Por sentença de fls. 105 e seguintes, o Tribunal recorrido indeferiu o pedido formulado, por não se mostrarem preenchidos os pressupostos legais exigidos para o deferimento da providência.
Dessa decisão interpôs recurso o Ministério Público, em cujas alegações elaborou as seguintes conclusões:
I- Face à matéria de facto provada, estando as obras concluídas, tendo sido depositadas as taxas devidas e tendo-se formado deferimento tácito, estariam desde logo reunidos os pressupostos para a procedência da intimação para emissão de alvará, prevista no art. 113º nº 5 do DL 555/99.
II- Os pareceres elaborados pelos serviços técnicos da C.M.Cascais e o convite endereçado pelos mesmos à sociedade requerente não configuram acto administrativo expresso de revogação do deferimento tácito.
III. Não tendo a entidade recorrida praticado qualquer acto expresso de revogação do deferimento tácito entretanto operado, nos termos e pelos fundamentos previstos no art. 141º nº 1 do CPA, não foi anulado tal deferimento nem, consequentemente, os seus efeitos.
IV- Pelo que, estando reunidos os pressupostos legais para a presente intimação, nos termos do art. 113º nº 5 do DL 555/99, a mesma deveria ter sido deferida.
V- Salvo melhor entendimento, a decisão recorrida violou, por erro de interpretação, o preceituado no art. 141º nº 1 do CPA e, por via disso, o disposto no art. 113º nº 5 do DL nº 555/99.
Também recorreu a requerente Quinta ....., SA, apresentando as conclusões que se seguem:
I- A sentença recorrida enferma de errada apreciação da matéria de facto que deve ser dada como provada, com implicações ao nível decisório, mormente em sede de 2ª instância de apreciação, devendo ser alterada em conformidade.
II- A decisão recorrida assenta em graves erros nos seus pressupostos, da facto e de Direito.
III- Consistindo o mais gravoso em o tribunal a quo sustentar que informações, sugestões e ofícios – tratando-se de actos dos serviços do requerido – encerram a virtualidade de afastar os efeitos de dois actos tácitos (do presidente da câmara municipal) constitutivos de direitos, equivalendo a actos de revogação.
IV- Não faz qualquer sentido, lógico e/ou jurídico, sendo claramente ilegal, sustentar-se que qualquer actuação de qualquer agente ou serviço administrativo possa adquirir essa virtualidade – acto expresso revogatório de acto tácito.
V- O Presidente da C.M.Cascais não só nunca interveio no processo como não praticou qualquer acto expresso, de revogação dos actos tácitos seja ou de qualquer outro sentido.
VI- Nem o Presidente da C.M.Cascais nem qualquer outro órgão do Município se pronunciou ou proferiu qualquer acto administrativo de revogação expressa ou tácita dos actos tácitos de deferimento constitutivos de direitos para a requerente.

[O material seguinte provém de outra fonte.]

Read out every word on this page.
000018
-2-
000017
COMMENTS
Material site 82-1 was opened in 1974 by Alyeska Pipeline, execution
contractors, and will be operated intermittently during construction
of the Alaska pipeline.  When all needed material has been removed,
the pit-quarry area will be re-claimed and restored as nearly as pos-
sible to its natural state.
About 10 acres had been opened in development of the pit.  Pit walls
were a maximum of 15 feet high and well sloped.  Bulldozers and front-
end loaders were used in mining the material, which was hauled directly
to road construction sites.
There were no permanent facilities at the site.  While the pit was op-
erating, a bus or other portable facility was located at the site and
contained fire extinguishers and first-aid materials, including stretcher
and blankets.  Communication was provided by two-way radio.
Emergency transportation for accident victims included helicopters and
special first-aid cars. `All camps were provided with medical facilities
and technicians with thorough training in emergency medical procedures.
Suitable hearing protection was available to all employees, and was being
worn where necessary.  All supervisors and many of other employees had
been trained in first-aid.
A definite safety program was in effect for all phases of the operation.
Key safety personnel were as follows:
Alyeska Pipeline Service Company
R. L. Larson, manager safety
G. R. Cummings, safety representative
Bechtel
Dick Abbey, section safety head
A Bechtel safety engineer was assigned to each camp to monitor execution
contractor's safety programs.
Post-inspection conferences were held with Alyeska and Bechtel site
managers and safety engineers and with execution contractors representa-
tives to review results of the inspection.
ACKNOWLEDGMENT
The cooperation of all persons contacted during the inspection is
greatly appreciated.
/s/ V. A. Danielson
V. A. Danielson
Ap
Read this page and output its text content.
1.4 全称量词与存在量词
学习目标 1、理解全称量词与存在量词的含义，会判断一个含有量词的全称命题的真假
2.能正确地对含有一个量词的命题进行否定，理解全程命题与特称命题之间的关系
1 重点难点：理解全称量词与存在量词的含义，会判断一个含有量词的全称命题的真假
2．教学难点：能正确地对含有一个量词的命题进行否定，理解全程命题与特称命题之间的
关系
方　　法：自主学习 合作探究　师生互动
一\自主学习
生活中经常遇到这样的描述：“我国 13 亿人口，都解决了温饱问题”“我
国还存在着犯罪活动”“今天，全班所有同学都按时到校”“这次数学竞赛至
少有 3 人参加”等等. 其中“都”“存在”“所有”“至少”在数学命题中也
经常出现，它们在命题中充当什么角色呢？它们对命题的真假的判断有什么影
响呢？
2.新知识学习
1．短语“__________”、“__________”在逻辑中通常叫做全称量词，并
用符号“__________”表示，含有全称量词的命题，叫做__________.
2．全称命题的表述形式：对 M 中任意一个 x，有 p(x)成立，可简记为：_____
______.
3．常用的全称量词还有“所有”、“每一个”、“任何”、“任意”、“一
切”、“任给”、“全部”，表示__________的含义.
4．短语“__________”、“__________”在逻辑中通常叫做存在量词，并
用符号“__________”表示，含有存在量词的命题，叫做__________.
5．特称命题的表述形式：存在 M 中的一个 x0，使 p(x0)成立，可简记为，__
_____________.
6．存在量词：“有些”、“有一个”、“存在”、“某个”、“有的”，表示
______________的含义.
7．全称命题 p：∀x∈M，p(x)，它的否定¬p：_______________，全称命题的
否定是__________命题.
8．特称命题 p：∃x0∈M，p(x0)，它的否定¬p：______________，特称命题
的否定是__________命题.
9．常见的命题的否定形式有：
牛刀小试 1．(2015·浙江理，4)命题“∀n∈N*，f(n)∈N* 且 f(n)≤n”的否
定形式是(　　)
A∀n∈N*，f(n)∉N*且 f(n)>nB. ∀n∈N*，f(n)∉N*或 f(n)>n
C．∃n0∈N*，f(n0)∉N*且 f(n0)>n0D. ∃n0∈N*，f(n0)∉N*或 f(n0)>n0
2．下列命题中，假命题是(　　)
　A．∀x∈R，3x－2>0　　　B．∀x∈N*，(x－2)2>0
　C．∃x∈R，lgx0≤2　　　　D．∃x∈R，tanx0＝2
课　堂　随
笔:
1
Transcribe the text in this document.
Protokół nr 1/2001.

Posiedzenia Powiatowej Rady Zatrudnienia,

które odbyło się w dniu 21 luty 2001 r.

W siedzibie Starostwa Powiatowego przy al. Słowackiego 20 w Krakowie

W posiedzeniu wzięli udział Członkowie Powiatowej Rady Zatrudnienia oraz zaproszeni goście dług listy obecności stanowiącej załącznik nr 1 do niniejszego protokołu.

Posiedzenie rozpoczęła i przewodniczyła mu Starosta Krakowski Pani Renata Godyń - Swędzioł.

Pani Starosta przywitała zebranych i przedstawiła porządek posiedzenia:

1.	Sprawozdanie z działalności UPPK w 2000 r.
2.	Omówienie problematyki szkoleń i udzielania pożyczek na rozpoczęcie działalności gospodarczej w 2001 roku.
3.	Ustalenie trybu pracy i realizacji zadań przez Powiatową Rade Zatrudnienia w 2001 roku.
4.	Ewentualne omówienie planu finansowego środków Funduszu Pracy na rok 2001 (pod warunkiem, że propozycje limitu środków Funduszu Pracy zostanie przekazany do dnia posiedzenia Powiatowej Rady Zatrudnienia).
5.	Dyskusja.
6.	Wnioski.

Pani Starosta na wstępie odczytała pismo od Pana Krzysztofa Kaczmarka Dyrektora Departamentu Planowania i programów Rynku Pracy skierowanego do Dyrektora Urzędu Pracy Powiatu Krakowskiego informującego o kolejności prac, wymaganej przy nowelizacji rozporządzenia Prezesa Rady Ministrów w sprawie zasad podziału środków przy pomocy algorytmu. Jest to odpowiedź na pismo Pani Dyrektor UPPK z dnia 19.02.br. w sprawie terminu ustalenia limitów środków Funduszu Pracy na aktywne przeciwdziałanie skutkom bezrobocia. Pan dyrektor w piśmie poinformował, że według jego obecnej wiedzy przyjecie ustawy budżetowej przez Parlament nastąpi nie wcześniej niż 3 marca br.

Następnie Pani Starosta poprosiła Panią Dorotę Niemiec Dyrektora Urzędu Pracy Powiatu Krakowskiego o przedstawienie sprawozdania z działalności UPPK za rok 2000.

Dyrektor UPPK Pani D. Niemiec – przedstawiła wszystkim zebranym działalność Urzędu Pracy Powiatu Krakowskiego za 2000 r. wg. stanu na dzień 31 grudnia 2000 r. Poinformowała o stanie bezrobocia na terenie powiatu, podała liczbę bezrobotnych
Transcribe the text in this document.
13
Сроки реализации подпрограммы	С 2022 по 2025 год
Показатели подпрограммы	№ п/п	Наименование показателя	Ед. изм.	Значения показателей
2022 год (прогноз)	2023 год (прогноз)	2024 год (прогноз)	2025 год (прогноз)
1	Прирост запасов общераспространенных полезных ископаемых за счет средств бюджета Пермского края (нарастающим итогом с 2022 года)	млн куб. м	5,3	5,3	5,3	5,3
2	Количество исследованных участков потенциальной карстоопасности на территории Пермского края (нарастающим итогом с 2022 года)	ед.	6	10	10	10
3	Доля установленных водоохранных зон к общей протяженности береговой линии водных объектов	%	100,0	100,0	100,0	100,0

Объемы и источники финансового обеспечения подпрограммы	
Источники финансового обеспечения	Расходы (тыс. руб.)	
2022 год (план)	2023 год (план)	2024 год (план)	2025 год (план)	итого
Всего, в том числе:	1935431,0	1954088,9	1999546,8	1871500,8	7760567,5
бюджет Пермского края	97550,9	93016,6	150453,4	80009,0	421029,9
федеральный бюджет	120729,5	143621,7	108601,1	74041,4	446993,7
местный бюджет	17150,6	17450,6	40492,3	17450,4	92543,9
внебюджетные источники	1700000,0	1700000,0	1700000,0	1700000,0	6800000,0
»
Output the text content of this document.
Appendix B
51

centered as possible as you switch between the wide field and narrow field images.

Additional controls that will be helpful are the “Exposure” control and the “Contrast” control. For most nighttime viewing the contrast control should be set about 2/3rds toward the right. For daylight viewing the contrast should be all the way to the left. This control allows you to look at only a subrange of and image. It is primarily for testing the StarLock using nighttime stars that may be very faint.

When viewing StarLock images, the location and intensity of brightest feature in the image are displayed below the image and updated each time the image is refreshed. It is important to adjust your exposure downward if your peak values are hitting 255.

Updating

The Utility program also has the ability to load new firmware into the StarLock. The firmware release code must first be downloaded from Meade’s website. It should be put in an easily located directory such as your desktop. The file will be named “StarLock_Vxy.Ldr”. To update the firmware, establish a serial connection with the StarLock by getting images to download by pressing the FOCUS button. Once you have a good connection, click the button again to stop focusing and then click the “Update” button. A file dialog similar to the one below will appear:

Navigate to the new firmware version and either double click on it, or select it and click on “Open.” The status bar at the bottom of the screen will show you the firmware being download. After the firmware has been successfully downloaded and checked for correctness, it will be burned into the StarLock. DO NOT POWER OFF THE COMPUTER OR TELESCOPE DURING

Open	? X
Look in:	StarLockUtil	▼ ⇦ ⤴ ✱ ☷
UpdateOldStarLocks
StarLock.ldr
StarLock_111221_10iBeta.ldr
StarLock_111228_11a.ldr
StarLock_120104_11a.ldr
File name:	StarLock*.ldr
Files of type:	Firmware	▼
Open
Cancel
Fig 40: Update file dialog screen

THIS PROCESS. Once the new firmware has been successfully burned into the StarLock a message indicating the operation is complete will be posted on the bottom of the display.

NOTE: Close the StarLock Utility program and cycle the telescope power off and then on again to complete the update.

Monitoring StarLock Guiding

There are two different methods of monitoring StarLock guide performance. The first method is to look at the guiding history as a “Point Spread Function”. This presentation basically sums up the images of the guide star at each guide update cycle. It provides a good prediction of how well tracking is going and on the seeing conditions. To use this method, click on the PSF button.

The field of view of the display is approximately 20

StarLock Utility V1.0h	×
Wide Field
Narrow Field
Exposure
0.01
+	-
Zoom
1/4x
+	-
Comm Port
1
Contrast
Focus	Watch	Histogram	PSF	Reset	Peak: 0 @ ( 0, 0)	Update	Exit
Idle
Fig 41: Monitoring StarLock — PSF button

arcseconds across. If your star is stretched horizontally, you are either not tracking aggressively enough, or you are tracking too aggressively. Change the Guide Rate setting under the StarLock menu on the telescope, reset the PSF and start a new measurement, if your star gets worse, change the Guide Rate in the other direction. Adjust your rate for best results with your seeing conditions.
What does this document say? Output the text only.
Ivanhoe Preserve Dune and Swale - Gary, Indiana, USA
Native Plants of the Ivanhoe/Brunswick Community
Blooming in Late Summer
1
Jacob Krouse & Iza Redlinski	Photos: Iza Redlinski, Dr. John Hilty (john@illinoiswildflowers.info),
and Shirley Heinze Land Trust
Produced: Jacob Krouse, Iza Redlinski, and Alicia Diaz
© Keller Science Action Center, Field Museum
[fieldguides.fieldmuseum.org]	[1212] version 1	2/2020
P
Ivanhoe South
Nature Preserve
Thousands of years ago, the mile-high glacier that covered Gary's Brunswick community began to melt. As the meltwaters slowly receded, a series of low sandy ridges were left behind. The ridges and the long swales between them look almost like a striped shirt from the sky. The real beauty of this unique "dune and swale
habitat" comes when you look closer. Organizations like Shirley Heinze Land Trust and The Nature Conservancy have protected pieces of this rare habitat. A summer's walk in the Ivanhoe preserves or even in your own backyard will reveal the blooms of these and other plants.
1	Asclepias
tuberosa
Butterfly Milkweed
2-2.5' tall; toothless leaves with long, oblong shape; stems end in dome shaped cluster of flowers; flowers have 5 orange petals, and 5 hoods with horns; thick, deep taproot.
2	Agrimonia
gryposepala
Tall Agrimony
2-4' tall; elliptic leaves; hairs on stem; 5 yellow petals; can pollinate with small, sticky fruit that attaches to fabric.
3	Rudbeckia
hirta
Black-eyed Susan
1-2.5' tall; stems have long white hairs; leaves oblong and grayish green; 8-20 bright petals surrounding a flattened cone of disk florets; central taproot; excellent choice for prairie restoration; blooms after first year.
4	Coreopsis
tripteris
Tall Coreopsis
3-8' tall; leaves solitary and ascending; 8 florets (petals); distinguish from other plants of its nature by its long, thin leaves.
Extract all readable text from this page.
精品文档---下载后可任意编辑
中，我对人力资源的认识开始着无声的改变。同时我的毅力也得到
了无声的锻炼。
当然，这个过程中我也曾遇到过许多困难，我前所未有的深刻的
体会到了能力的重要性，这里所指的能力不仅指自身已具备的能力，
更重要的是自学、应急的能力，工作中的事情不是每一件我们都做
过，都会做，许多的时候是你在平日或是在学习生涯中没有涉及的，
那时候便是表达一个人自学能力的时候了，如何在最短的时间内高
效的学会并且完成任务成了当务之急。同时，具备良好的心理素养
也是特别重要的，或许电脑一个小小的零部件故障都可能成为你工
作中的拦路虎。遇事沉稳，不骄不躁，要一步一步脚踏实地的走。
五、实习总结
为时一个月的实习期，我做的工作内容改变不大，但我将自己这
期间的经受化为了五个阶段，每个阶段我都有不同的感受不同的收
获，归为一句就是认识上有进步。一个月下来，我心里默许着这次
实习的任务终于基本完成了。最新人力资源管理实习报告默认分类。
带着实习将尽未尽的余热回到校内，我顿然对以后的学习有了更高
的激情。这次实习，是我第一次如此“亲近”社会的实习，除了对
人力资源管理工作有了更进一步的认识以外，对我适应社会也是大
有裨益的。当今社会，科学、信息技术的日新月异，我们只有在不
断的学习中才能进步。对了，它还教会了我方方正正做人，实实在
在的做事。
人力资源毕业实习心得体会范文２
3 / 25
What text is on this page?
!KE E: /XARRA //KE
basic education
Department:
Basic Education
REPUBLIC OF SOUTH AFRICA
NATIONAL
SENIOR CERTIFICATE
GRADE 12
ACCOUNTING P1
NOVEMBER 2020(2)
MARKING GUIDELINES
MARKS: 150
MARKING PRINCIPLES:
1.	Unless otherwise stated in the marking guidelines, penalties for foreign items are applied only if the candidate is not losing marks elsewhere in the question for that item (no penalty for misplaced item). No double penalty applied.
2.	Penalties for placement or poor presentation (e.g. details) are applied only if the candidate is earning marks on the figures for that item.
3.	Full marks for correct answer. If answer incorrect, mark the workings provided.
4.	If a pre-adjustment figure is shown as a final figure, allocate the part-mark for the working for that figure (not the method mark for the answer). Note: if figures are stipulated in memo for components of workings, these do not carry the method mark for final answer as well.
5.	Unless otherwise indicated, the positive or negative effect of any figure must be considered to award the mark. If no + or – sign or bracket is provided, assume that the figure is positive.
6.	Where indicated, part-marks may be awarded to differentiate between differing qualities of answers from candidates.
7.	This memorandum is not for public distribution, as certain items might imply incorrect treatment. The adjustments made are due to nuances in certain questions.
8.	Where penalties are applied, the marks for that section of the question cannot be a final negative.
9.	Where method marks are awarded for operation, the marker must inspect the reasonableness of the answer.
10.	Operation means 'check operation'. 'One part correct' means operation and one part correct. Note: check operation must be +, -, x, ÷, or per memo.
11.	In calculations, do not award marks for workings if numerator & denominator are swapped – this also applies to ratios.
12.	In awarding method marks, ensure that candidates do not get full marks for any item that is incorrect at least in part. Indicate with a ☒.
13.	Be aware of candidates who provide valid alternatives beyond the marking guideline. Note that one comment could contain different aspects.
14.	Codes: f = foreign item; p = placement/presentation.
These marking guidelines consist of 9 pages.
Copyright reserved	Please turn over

VII- Não foram praticados actos revogatórios dos actos tácitos de deferimento dos pedidos de sujeição das alterações ao regime da comunicação prévia, e de concessão da autorização de utilização de edificação e emissão do respectivo alvará, uma vez que as informações, convites, sugestões e ofícios dos serviços camarários não podem assumir tal eficácia.
VIII- Na sentença recorrida o tribunal a quo, além do art. 113º do DL nº 555/99, violou os arts. 3º, 4º, 89º, 138º, 141º, 142º e 144º, todos do CPA, na medida em que lhes atribuiu um sentido integrador das informações, sugestões e convites dos serviços camarários na qualidade de acto administrativo externo susceptível de revogar actos tácitos constitutivos de direitos.
Contra alegou o recorrido Município de Cascais, defendendo o improvimento de ambos os recursos e a manutenção do julgado.

2. Os Factos.
A sentença recorrida deu como provados os factos seguintes:
a) Em 5/6/2001, a Quinta ....., S.A., ora requerente, dirigiu ao Presidente da C.M.Cascais o pedido de aprovação do projecto de arquitectura, relativamente ao prédio denominado lote 4, originado pelo alvará de loteamento nº 872/88, emitido pelo Presidente da C.M.Cascais descrito na 1ª Conservatória do R. Predial de Cascais sob o nº 03416 e inscrito na matriz predial urbana da freguesia de Cascais sob o artigo 8472 ( doc. fls. 10 a 12, e acordo das partes – art. 5º da resposta).
b) O pedido indicado em a) deu lugar ao processo de licenciamento de obras particulares nº 8428/01 (acordo).
c) Em 10/1/2001, foi emitido pela C.M.Cascais o alvará de licença de construção nº 13, em nome da requerente, através do qual foi licenciada uma construção incidente sobre o prédio descrito em a) ( doc. de fls. 13).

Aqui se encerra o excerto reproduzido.